Unarmed mode route diagram

Armed Mode#

  1. The attacker armed the Coordinator for the current block. The Coordinator recorded the current block as the armed block. From this point, Child contracts can check: Coordinator.isArmed() == true
  2. The attacker used the Trigger contract to prepare fake pair state. The fake pairs were updated so that the route appeared profitable to the bot.
  3. The bot approved the Child to spend real USDC. USDC.approve(child, 1,000 USDC)
  4. The bot called the Child setup function. The Child checked the Coordinator and detected armed mode.
  5. Because the Coordinator was armed, the Child did not pull real USDC. It did not call: USDC.transferFrom(botContract, child, 1,000 USDC)
  6. Instead, the Child credited fake token balance to the first fake pair. The bot's real USDC stayed in the bot contract. The fake pair received fake input, such as fUSDC.
  7. The fake route continued through attacker-controlled fake pairs. fUSDC -> fCAP -> HubToken
  8. The Hub paid the bot a small amount of real USDC. Hub -> bot: 100 USDC
  9. The bot saw positive PnL: before: 10,000 USDC after: 10,100 USDC So the route looked profitable.
  10. But the dangerous allowance remained: allowance(botContract, child) = 1,000 USDC
  11. Later, the attacker called the Coordinator's drain function. The Coordinator called withdraw(botContract) on many Child contracts.
  12. Each Child used the remaining allowance to drain the bot: USDC.transferFrom(botContract, attackerRecipient, 1,000 USDC)
Armed mode route diagram

Root Causes and Defense Opportunities#

Root cause 1: Missing post-state safety invariant The bot checked profit, but not whether dangerous approvals remained after execution. Defense opportunity: check that risky allowances are cleared or bounded after each route.

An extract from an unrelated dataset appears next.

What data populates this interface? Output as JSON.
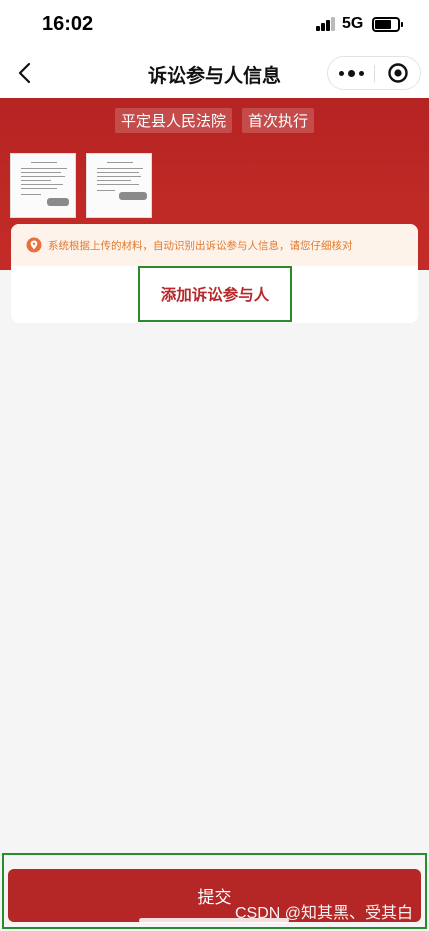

Root cause 2: Fake-market route admission The bot accepted attacker-controlled markets as tradable. Defense opportunity: restrict routes to trusted or well-understood markets.

Root cause 3: State-dependent contract behavior The bot accepted contracts whose behavior could change between simulation and execution. Defense opportunity: reject routes that depend on hidden mode switches or block-dependent behavior.

The common lesson from Drift and this incident is that DeFi systems must not treat market-shaped artifacts as markets. A token, pool, price history, or route should be admitted only after checking its provenance, liquidity independence, behavioral stability, and post-execution safety invariants.